Sebelum kita membahas radio farmasi, sebelumnya saya akan membahas tentang atom serta sejarah tentang pengamatan atom tersebut. Selama lebih dari 2400 tahun, para filsuf dan ilmuwan telah mencoba meneliti tentang atom dengan menggunakan beragam percobauan dan pengamatan. Karena atom tak dapat dlihat dan diraba maka peneliti mengamati bagaimana materi berkelakuan. Pengamatan seperti ini pengamatan tak langsung. Sementara ilmuwan melakukan pengamatan tak langsung mereka membangun suatu model atom. Model atom akan diubah begitu informasi baru tentang atom berhasil dikumpulkan.

Sekarang kita beranjak ke radio farmasinya yang berkaitan dengan kedokteran nuklir. Disadari atau tidak, ilmu dan teknologi nuklir memainkan peranan yang sangat penting dalam kehidupan manusia sekarang, jauh lebih besar dari sekedar sebagai sumber energi listrik yang dihasilkan dari pembangkit listrik tenaga nuklir (PLTN).
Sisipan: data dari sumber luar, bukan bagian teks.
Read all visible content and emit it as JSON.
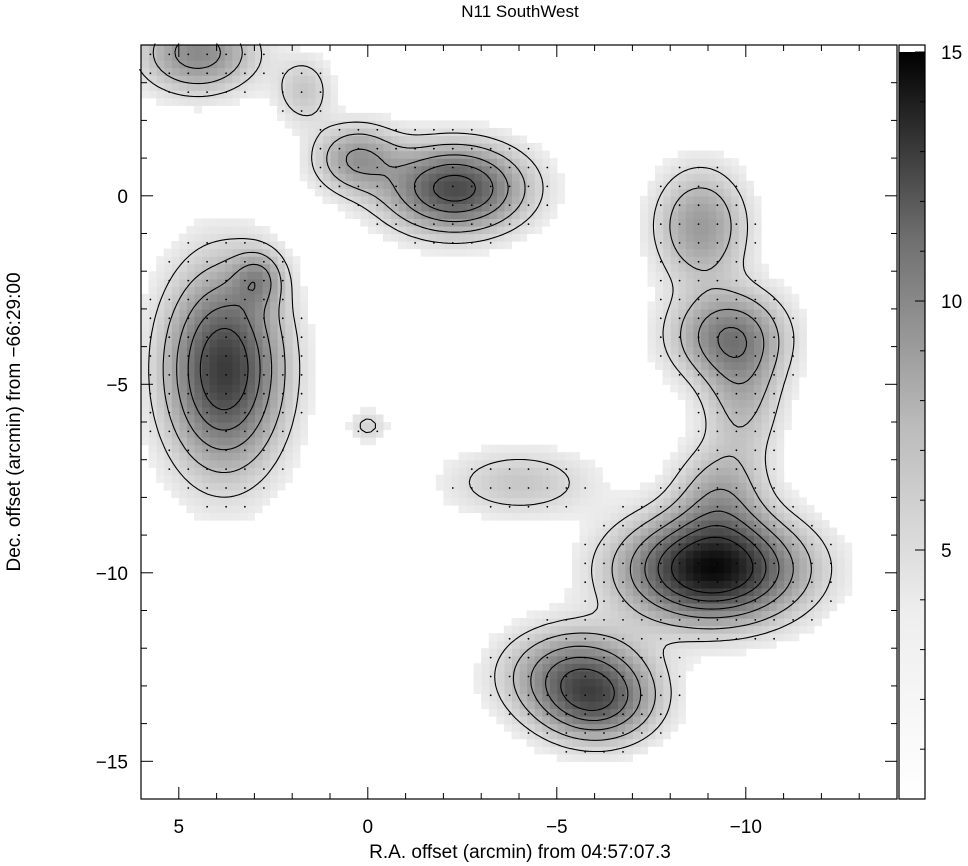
{
  "chart_data": {
    "type": "heatmap",
    "title": "N11 SouthWest",
    "xlabel": "R.A. offset (arcmin) from 04:57:07.3",
    "ylabel": "Dec. offset (arcmin) from −66:29:00",
    "xlim": [
      6.0,
      -14.0
    ],
    "ylim": [
      -16.0,
      4.0
    ],
    "x_axis_reversed": true,
    "grid": false,
    "colormap": "greyscale (white = low, black = high)",
    "x_ticks": [
      {
        "value": 5,
        "label": "5"
      },
      {
        "value": 0,
        "label": "0"
      },
      {
        "value": -5,
        "label": "−5"
      },
      {
        "value": -10,
        "label": "−10"
      }
    ],
    "y_ticks": [
      {
        "value": 0,
        "label": "0"
      },
      {
        "value": -5,
        "label": "−5"
      },
      {
        "value": -10,
        "label": "−10"
      },
      {
        "value": -15,
        "label": "−15"
      }
    ],
    "colorbar": {
      "range": [
        0,
        15
      ],
      "ticks": [
        {
          "value": 15,
          "label": "15"
        },
        {
          "value": 10,
          "label": "10"
        },
        {
          "value": 5,
          "label": "5"
        }
      ]
    },
    "sources": [
      {
        "x": 4.5,
        "y": 3.8,
        "peak": 6,
        "rx": 1.0,
        "ry": 0.7
      },
      {
        "x": 3.8,
        "y": -4.6,
        "peak": 11,
        "rx": 1.0,
        "ry": 1.7
      },
      {
        "x": 2.9,
        "y": -2.2,
        "peak": 4,
        "rx": 0.45,
        "ry": 0.5
      },
      {
        "x": 1.7,
        "y": 2.8,
        "peak": 2.5,
        "rx": 0.5,
        "ry": 0.6
      },
      {
        "x": 0.3,
        "y": 1.0,
        "peak": 5,
        "rx": 0.75,
        "ry": 0.6
      },
      {
        "x": -2.3,
        "y": 0.2,
        "peak": 10,
        "rx": 1.2,
        "ry": 0.75
      },
      {
        "x": 0.0,
        "y": -6.1,
        "peak": 1.8,
        "rx": 0.35,
        "ry": 0.3
      },
      {
        "x": -8.8,
        "y": -0.8,
        "peak": 5,
        "rx": 0.8,
        "ry": 1.0
      },
      {
        "x": -9.5,
        "y": -3.7,
        "peak": 6,
        "rx": 1.0,
        "ry": 0.8
      },
      {
        "x": -9.9,
        "y": -5.2,
        "peak": 3.5,
        "rx": 0.7,
        "ry": 1.2
      },
      {
        "x": -4.0,
        "y": -7.6,
        "peak": 2.5,
        "rx": 1.3,
        "ry": 0.6
      },
      {
        "x": -9.1,
        "y": -9.9,
        "peak": 14,
        "rx": 1.5,
        "ry": 0.9
      },
      {
        "x": -9.3,
        "y": -8.0,
        "peak": 4,
        "rx": 0.8,
        "ry": 0.9
      },
      {
        "x": -5.5,
        "y": -12.7,
        "peak": 7,
        "rx": 1.2,
        "ry": 0.8
      },
      {
        "x": -6.1,
        "y": -13.5,
        "peak": 6,
        "rx": 1.0,
        "ry": 0.7
      }
    ],
    "contour_levels": [
      1.5,
      3,
      5,
      7,
      9,
      11
    ]
  }
}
Hasil survei ekonomi di Amerika Serikat tahun 1992 menunjukkan bahwa, profit ekonomi yang diperoleh dari pekerjaan yang berhubungan dengan pemanfaatan ilmu dan teknologi nuklir di bidang kesehatan, manufaktur, penelitian,radiasi makanan, pengolahan limbah, transportasi, dan sejenisnya,mencapai 4-5 kali lebih besar dari benefit ekonomi yang dihasilkan oleh PLTN 1).

Memasuki abad ke-21 ini peranan tersebut akan makin dominan seiring dengan kemajuan baik dalam ilmu dan teknologi nuklir itu sendiri maupun pengaruh kemajuan bidang-bidang lain. Karena banyak persoalan-persoalan interdisiplin yang hanya bisa dipecahkan dengan melibatkan teknologi nuklir. Pada kesempatan ini penulis mencoba memperkenalkan suatu bidang interdisiplin dari hasil simbiosis antara teknologi nuklir dan biologi yang kemudian melahirkan bidang lain yang dikenal dengan kedokteran nuklir (KN). Tulisan ini hanyalah merupakan studi literatur belaka.

Pencegahan dan pengobatan penyakit merupakan fokus utama yang lain dari kedokteran nuklir. Beberapa penyakit yang lazim diobati dengan terapi kedokteran nuklir adalah thyroid (kelenjar gondok), prostate cancer (kanker prostat), hyperthyroidism, cancer bone pain, polycythaemia (kelainan sel darah merah dan kenaikan jumlah darah) dan leukemia (kenaikan jumlah sel darah putih) serta banyak penyakit lainnya. Untuk Eropa terapi KN bahkan sudah lazim diterapkan dalam pengobatan arthritis (radang sendi). Aplikasi secara klinis dari isotop radioaktif dimulai tahun 1937 untuk penanganan penderita leukemia di University of California di Berkeley.


BAB II

PEMBAHASAN

1. Definisi

Radio Farmasi atau Farmasi Nuklir adalah penggunaan prinsip dan cara-cara farmasi dan radiokimia untuk membuat obat yang mengandung zat radioaktif (radiofarmaka) bagi keperluan zat radioaktif (radiofarmaka) bagi keperluan diagnosa dan penyembuhan (terapi) penyakit yang diidap pasien.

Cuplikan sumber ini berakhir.